Rehn, as a deficit hawk, would be aghast at the deficits and debts. Rehn repeats the error that FDR’s economists made in 1937 when they convinced him to choke off government spending increases – turning a strong recovery into the second trough of the Great Depression. Rehn would have warned in 1941 that the U.S. was entering into ruinous debt to fight World War II and that the debt would condemn the U.S. to decades of economic ruin. He would have been as wrong then as he has proven now. Even the IMF’s economists have admitted to being surprised about the great effectiveness of stimulus programs in this crisis.
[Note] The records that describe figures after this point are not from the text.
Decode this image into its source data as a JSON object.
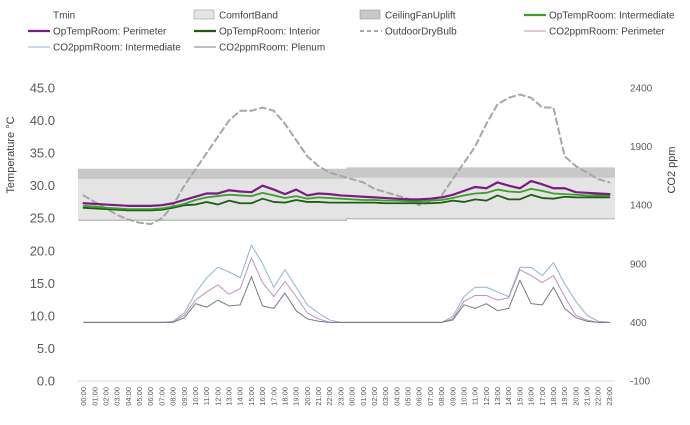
{
  "chart_data": {
    "type": "line",
    "title": "",
    "ylabel": "Temperature °C",
    "y2label": "CO2 ppm",
    "ylim": [
      0,
      45
    ],
    "y2lim": [
      -100,
      2400
    ],
    "yticks": [
      "0.0",
      "5.0",
      "10.0",
      "15.0",
      "20.0",
      "25.0",
      "30.0",
      "35.0",
      "40.0",
      "45.0"
    ],
    "y2ticks": [
      "-100",
      "400",
      "900",
      "1400",
      "1900",
      "2400"
    ],
    "x": [
      "00:00",
      "01:00",
      "02:00",
      "03:00",
      "04:00",
      "05:00",
      "06:00",
      "07:00",
      "08:00",
      "09:00",
      "10:00",
      "11:00",
      "12:00",
      "13:00",
      "14:00",
      "15:00",
      "16:00",
      "17:00",
      "18:00",
      "19:00",
      "20:00",
      "21:00",
      "22:00",
      "23:00",
      "00:00",
      "01:00",
      "02:00",
      "03:00",
      "04:00",
      "05:00",
      "06:00",
      "07:00",
      "08:00",
      "09:00",
      "10:00",
      "11:00",
      "12:00",
      "13:00",
      "14:00",
      "15:00",
      "16:00",
      "17:00",
      "18:00",
      "19:00",
      "20:00",
      "21:00",
      "22:00",
      "23:00"
    ],
    "legend": [
      {
        "name": "Tmin",
        "kind": "none",
        "color": "#ffffff"
      },
      {
        "name": "ComfortBand",
        "kind": "area",
        "color": "#e4e4e4"
      },
      {
        "name": "CeilingFanUplift",
        "kind": "area",
        "color": "#c8c8c8"
      },
      {
        "name": "OpTempRoom: Intermediate",
        "kind": "line",
        "color": "#3aa02a"
      },
      {
        "name": "OpTempRoom: Perimeter",
        "kind": "line",
        "color": "#7b1a80"
      },
      {
        "name": "OpTempRoom: Interior",
        "kind": "line",
        "color": "#1e5c14"
      },
      {
        "name": "OutdoorDryBulb",
        "kind": "dash",
        "color": "#a6a6a6"
      },
      {
        "name": "CO2ppmRoom: Perimeter",
        "kind": "thin",
        "color": "#c090c4"
      },
      {
        "name": "CO2ppmRoom: Intermediate",
        "kind": "thin",
        "color": "#8fb4cf"
      },
      {
        "name": "CO2ppmRoom: Plenum",
        "kind": "thin",
        "color": "#7a7a7a"
      }
    ],
    "comfort_band": {
      "lower": [
        24.7,
        24.7,
        24.7,
        24.7,
        24.7,
        24.7,
        24.7,
        24.7,
        24.7,
        24.7,
        24.7,
        24.7,
        24.7,
        24.7,
        24.7,
        24.7,
        24.7,
        24.7,
        24.7,
        24.7,
        24.7,
        24.7,
        24.7,
        24.7,
        24.9,
        24.9,
        24.9,
        24.9,
        24.9,
        24.9,
        24.9,
        24.9,
        24.9,
        24.9,
        24.9,
        24.9,
        24.9,
        24.9,
        24.9,
        24.9,
        24.9,
        24.9,
        24.9,
        24.9,
        24.9,
        24.9,
        24.9,
        24.9
      ],
      "upper": [
        31.0,
        31.0,
        31.0,
        31.0,
        31.0,
        31.0,
        31.0,
        31.0,
        31.0,
        31.0,
        31.0,
        31.0,
        31.0,
        31.0,
        31.0,
        31.0,
        31.0,
        31.0,
        31.0,
        31.0,
        31.0,
        31.0,
        31.0,
        31.0,
        31.2,
        31.2,
        31.2,
        31.2,
        31.2,
        31.2,
        31.2,
        31.2,
        31.2,
        31.2,
        31.2,
        31.2,
        31.2,
        31.2,
        31.2,
        31.2,
        31.2,
        31.2,
        31.2,
        31.2,
        31.2,
        31.2,
        31.2,
        31.2
      ]
    },
    "fan_uplift": {
      "upper": [
        32.6,
        32.6,
        32.6,
        32.6,
        32.6,
        32.6,
        32.6,
        32.6,
        32.6,
        32.6,
        32.6,
        32.6,
        32.6,
        32.6,
        32.6,
        32.6,
        32.6,
        32.6,
        32.6,
        32.6,
        32.6,
        32.6,
        32.6,
        32.6,
        32.8,
        32.8,
        32.8,
        32.8,
        32.8,
        32.8,
        32.8,
        32.8,
        32.8,
        32.8,
        32.8,
        32.8,
        32.8,
        32.8,
        32.8,
        32.8,
        32.8,
        32.8,
        32.8,
        32.8,
        32.8,
        32.8,
        32.8,
        32.8
      ]
    },
    "series": [
      {
        "name": "OutdoorDryBulb",
        "axis": "left",
        "color": "#a6a6a6",
        "width": 2,
        "dash": "6,4",
        "values": [
          28.5,
          27.5,
          26.5,
          25.5,
          24.8,
          24.3,
          24.1,
          25.0,
          27.0,
          30.0,
          32.5,
          35.0,
          37.5,
          40.0,
          41.5,
          41.5,
          42.0,
          41.5,
          39.5,
          37.0,
          34.5,
          33.0,
          32.0,
          31.5,
          31.0,
          30.5,
          29.5,
          29.0,
          28.5,
          28.0,
          27.0,
          27.5,
          28.5,
          31.0,
          33.5,
          36.0,
          39.5,
          42.5,
          43.5,
          44.0,
          43.5,
          42.0,
          42.0,
          34.5,
          33.0,
          32.0,
          31.0,
          30.5
        ]
      },
      {
        "name": "OpTempRoom: Intermediate",
        "axis": "left",
        "color": "#3aa02a",
        "width": 1.8,
        "values": [
          26.9,
          26.8,
          26.6,
          26.5,
          26.4,
          26.4,
          26.4,
          26.5,
          26.8,
          27.2,
          27.8,
          28.2,
          28.4,
          28.6,
          28.5,
          28.4,
          28.9,
          28.5,
          28.1,
          28.4,
          28.0,
          28.2,
          28.1,
          28.0,
          27.9,
          27.8,
          27.8,
          27.7,
          27.7,
          27.6,
          27.6,
          27.7,
          27.8,
          28.1,
          28.5,
          28.8,
          28.9,
          29.4,
          29.1,
          29.0,
          29.5,
          29.2,
          28.8,
          28.7,
          28.6,
          28.5,
          28.5,
          28.5
        ]
      },
      {
        "name": "OpTempRoom: Perimeter",
        "axis": "left",
        "color": "#7b1a80",
        "width": 2.2,
        "values": [
          27.3,
          27.2,
          27.1,
          27.0,
          26.9,
          26.9,
          26.9,
          27.0,
          27.3,
          27.8,
          28.3,
          28.8,
          28.8,
          29.3,
          29.1,
          29.0,
          30.0,
          29.4,
          28.7,
          29.4,
          28.5,
          28.8,
          28.7,
          28.5,
          28.4,
          28.3,
          28.2,
          28.1,
          28.0,
          27.9,
          27.9,
          28.0,
          28.2,
          28.6,
          29.2,
          29.8,
          29.6,
          30.5,
          30.0,
          29.6,
          30.7,
          30.2,
          29.6,
          29.6,
          29.0,
          28.9,
          28.8,
          28.7
        ]
      },
      {
        "name": "OpTempRoom: Interior",
        "axis": "left",
        "color": "#1e5c14",
        "width": 1.8,
        "values": [
          26.6,
          26.5,
          26.4,
          26.3,
          26.2,
          26.2,
          26.2,
          26.3,
          26.6,
          27.0,
          27.1,
          27.5,
          27.1,
          27.7,
          27.3,
          27.3,
          28.0,
          27.5,
          27.4,
          27.8,
          27.5,
          27.5,
          27.4,
          27.4,
          27.4,
          27.4,
          27.4,
          27.3,
          27.3,
          27.3,
          27.3,
          27.3,
          27.4,
          27.7,
          27.5,
          27.9,
          27.7,
          28.5,
          27.9,
          27.9,
          28.6,
          28.1,
          28.0,
          28.3,
          28.2,
          28.2,
          28.2,
          28.2
        ]
      },
      {
        "name": "CO2ppmRoom: Intermediate",
        "axis": "right",
        "color": "#8fb4cf",
        "width": 1,
        "values": [
          400,
          400,
          400,
          400,
          400,
          400,
          400,
          400,
          410,
          480,
          650,
          780,
          870,
          830,
          780,
          1060,
          900,
          700,
          850,
          700,
          550,
          480,
          420,
          400,
          400,
          400,
          400,
          400,
          400,
          400,
          400,
          400,
          400,
          450,
          620,
          700,
          700,
          660,
          620,
          870,
          870,
          800,
          910,
          730,
          580,
          460,
          410,
          400
        ]
      },
      {
        "name": "CO2ppmRoom: Perimeter",
        "axis": "right",
        "color": "#c090c4",
        "width": 1,
        "values": [
          400,
          400,
          400,
          400,
          400,
          400,
          400,
          400,
          405,
          460,
          590,
          660,
          720,
          640,
          690,
          950,
          740,
          620,
          750,
          620,
          480,
          430,
          400,
          400,
          400,
          400,
          400,
          400,
          400,
          400,
          400,
          400,
          400,
          430,
          580,
          630,
          630,
          590,
          610,
          850,
          800,
          740,
          800,
          620,
          460,
          420,
          400,
          400
        ]
      },
      {
        "name": "CO2ppmRoom: Plenum",
        "axis": "right",
        "color": "#7a7a7a",
        "width": 1,
        "values": [
          400,
          400,
          400,
          400,
          400,
          400,
          400,
          400,
          400,
          440,
          560,
          530,
          590,
          540,
          550,
          790,
          540,
          520,
          650,
          500,
          430,
          410,
          400,
          400,
          400,
          400,
          400,
          400,
          400,
          400,
          400,
          400,
          400,
          420,
          550,
          520,
          560,
          500,
          520,
          760,
          560,
          550,
          700,
          520,
          440,
          410,
          400,
          400
        ]
      }
    ]
  }
}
It isn’t “simple,” particularly if the automatic stabilizers are weakened, to use fiscal policy to help reduce the severity and length of a recession. There are political difficulties and implementation difficulties. It helps to identify useful infrastructure and maintenance projects in advance of the crisis and plan before the crisis which programs will be done first. As inadequate in magnitude as the U.S. stimulus package was in this crisis, and as badly oriented towards tax cuts for the wealthy as it was, the data demonstrate its substantial effectiveness in reversing a sharp decline and producing a moderate recovery. The difficulties do not lie in the economics, but in the politics generated by austerians who demand that the government bleed the patient to make him better.